I get people being bent out of shape over a criticism but that is also part of learning to be a real artist. I sent some stuff to Tom Ellard of Severed Heads “Dead Eyes Opened” and he hand-wrote me a reply. I was bent out of shape as he said he didn’t think my “bleeps & bloops” approach was interesting enough. He recommended I look more at melody & story. I was pissed. Later I realized that Tom was 100% right. Actually exactly the same advice I found myself giving to howls of complaint 30 years later.
If people are giving you valid criticism, you don’t have to agree with them, but always remember that the effort they are putting in is not to troll you (you can spot Trolls as they say things like “you suck”) but to Support & Build you. If you then use that support as a way to damage yourself, that is on you and you alone.
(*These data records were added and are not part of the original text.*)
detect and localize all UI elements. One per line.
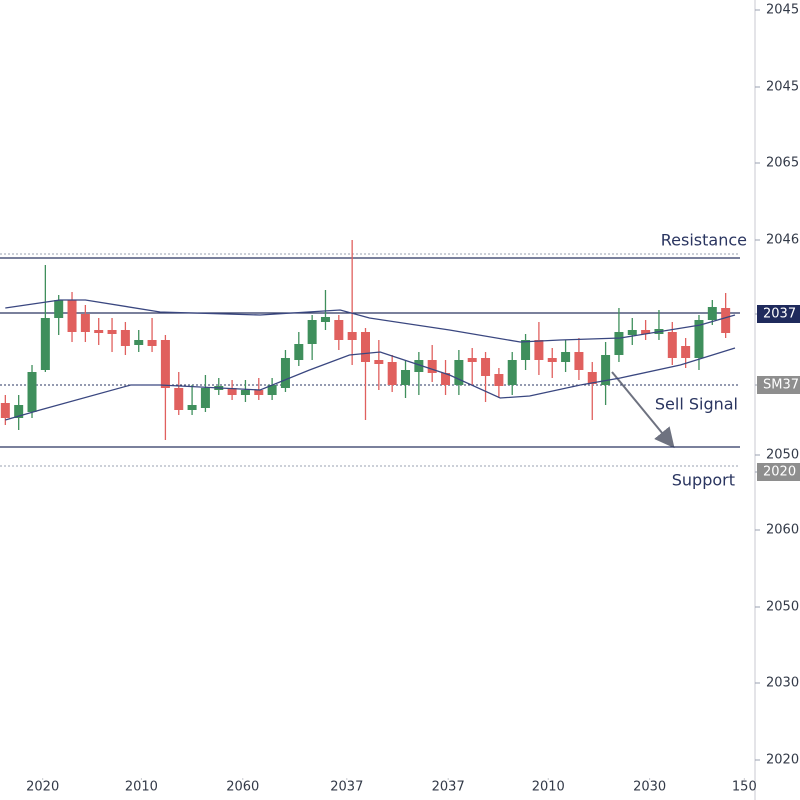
candle-body — [187, 405, 197, 410]
candle-body — [280, 358, 290, 388]
candle-body — [441, 373, 451, 385]
candle-body — [467, 358, 477, 362]
y-tick-label: 2020 — [763, 465, 796, 480]
candle-body — [454, 360, 464, 385]
candle-body — [587, 372, 597, 384]
candle-body — [80, 314, 90, 332]
x-tick-label: 2020 — [26, 780, 59, 795]
candle-body — [294, 344, 304, 360]
y-tick-label: 2046 — [766, 233, 799, 248]
candle-body — [507, 360, 517, 385]
candle-body — [627, 330, 637, 335]
candle-body — [374, 360, 384, 364]
candle-body — [67, 300, 77, 332]
candle-body — [40, 318, 50, 370]
candle-body — [254, 390, 264, 395]
y-tick-label: 2045 — [766, 3, 799, 18]
candle-body — [481, 358, 491, 376]
candle-body — [387, 362, 397, 385]
x-tick-label: 150 — [732, 780, 757, 795]
candle-body — [667, 332, 677, 358]
candle-body — [200, 388, 210, 408]
x-tick-label: 2010 — [125, 780, 158, 795]
candle-body — [107, 330, 117, 334]
candle-body — [427, 360, 437, 373]
price-tag — [757, 305, 800, 323]
candle-body — [614, 332, 624, 355]
sell-signal-label: Sell Signal — [655, 395, 738, 414]
candle-body — [14, 405, 24, 418]
candle-body — [414, 360, 424, 372]
moving-average — [5, 347, 736, 421]
candle-body — [120, 330, 130, 346]
x-tick-label: 2060 — [226, 780, 259, 795]
candle-body — [227, 388, 237, 395]
y-tick-label: 2045 — [766, 80, 799, 95]
resistance-label: Resistance — [661, 231, 747, 250]
candle-body — [174, 388, 184, 410]
x-tick-label: 2037 — [330, 780, 363, 795]
candle-body — [521, 340, 531, 360]
signal-arrow — [611, 371, 675, 449]
candle-body — [320, 317, 330, 322]
candle-body — [347, 332, 357, 340]
candle-body — [134, 340, 144, 345]
candle-body — [641, 330, 651, 334]
candle-body — [160, 340, 170, 388]
y-tick-label: 2060 — [766, 523, 799, 538]
candle-body — [681, 346, 691, 358]
candle-body — [494, 374, 504, 386]
candle-body — [94, 330, 104, 333]
y-tick-label: 2020 — [766, 753, 799, 768]
candle-body — [574, 352, 584, 370]
candle-body — [707, 307, 717, 320]
price-tag — [757, 463, 800, 481]
y-tick-label: 2050 — [766, 600, 799, 615]
candle-body — [0, 403, 10, 418]
y-tick-label: SM37 — [763, 378, 799, 393]
price-tag — [757, 376, 800, 394]
candle-body — [401, 370, 411, 385]
candle-body — [721, 308, 731, 333]
moving-average — [5, 299, 736, 343]
candle-body — [307, 320, 317, 344]
x-tick-label: 2010 — [532, 780, 565, 795]
candle-body — [694, 320, 704, 358]
y-tick-label: 2050 — [766, 448, 799, 463]
candle-body — [267, 385, 277, 395]
candle-body — [360, 332, 370, 362]
candle-body — [534, 340, 544, 360]
candle-body — [27, 372, 37, 412]
y-tick-label: 2030 — [766, 676, 799, 691]
y-tick-label: 2065 — [766, 156, 799, 171]
y-tick-label: 2037 — [763, 307, 796, 322]
candle-body — [561, 352, 571, 362]
x-tick-label: 2030 — [633, 780, 666, 795]
candle-body — [334, 320, 344, 340]
candle-body — [147, 340, 157, 346]
candle-body — [601, 355, 611, 385]
candle-body — [547, 358, 557, 362]
support-label: Support — [672, 471, 735, 490]
candle-body — [240, 390, 250, 395]
x-tick-label: 2037 — [432, 780, 465, 795]
candle-body — [54, 300, 64, 318]
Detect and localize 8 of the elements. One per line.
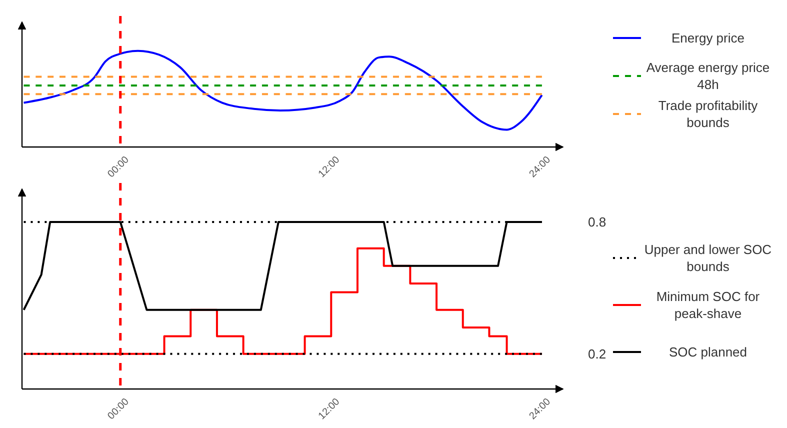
legend-label: SOC planned: [668, 344, 748, 360]
legend-label: Average energy price 48h: [646, 60, 770, 92]
legend-label: Energy price: [672, 30, 744, 46]
y-tick-label: 0.2: [588, 346, 606, 362]
legend-label: Trade profitability bounds: [658, 98, 758, 130]
y-tick-label: 0.8: [588, 214, 606, 230]
legend-label: Minimum SOC for peak-shave: [656, 289, 760, 322]
legend-label: Upper and lower SOC bounds: [644, 242, 772, 274]
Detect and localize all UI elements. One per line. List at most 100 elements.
Putting it on others to manage your fragility is handing your power (responsibility) away. That is the opposite of being an artist.
If you read my other reply here you will see that mostly I don’t bother trying to help anymore because of that. Is that a win when the elders of a community are silenced for the fragility of a few? Also ask yourself: if advice from me raised negativity in you, would you feel the same if it was from Elvis, Katy Perry, Adhele?
0 thoughts on “Handling Criticism or Advice”
All right, first of all let me say how grateful I am to you for writing this post. I have been searching for a way to tell the world how much you suck. You are an artless Philistine who makes artificial music with gadgets, instead of beating on a hollow log like a real musician.
The immortal Mandy Moore showed us all how important it is to speak your truth, even if it’s bullshit. As long, that is, as it doesn’t say anything bad about her. Then you suck.
I kid. I kid because I love. People really need to think about this, both when giving and receiving criticism, and you expressed it very well, especially for some stupid cobber with his head stuck up his ass. Now piss off.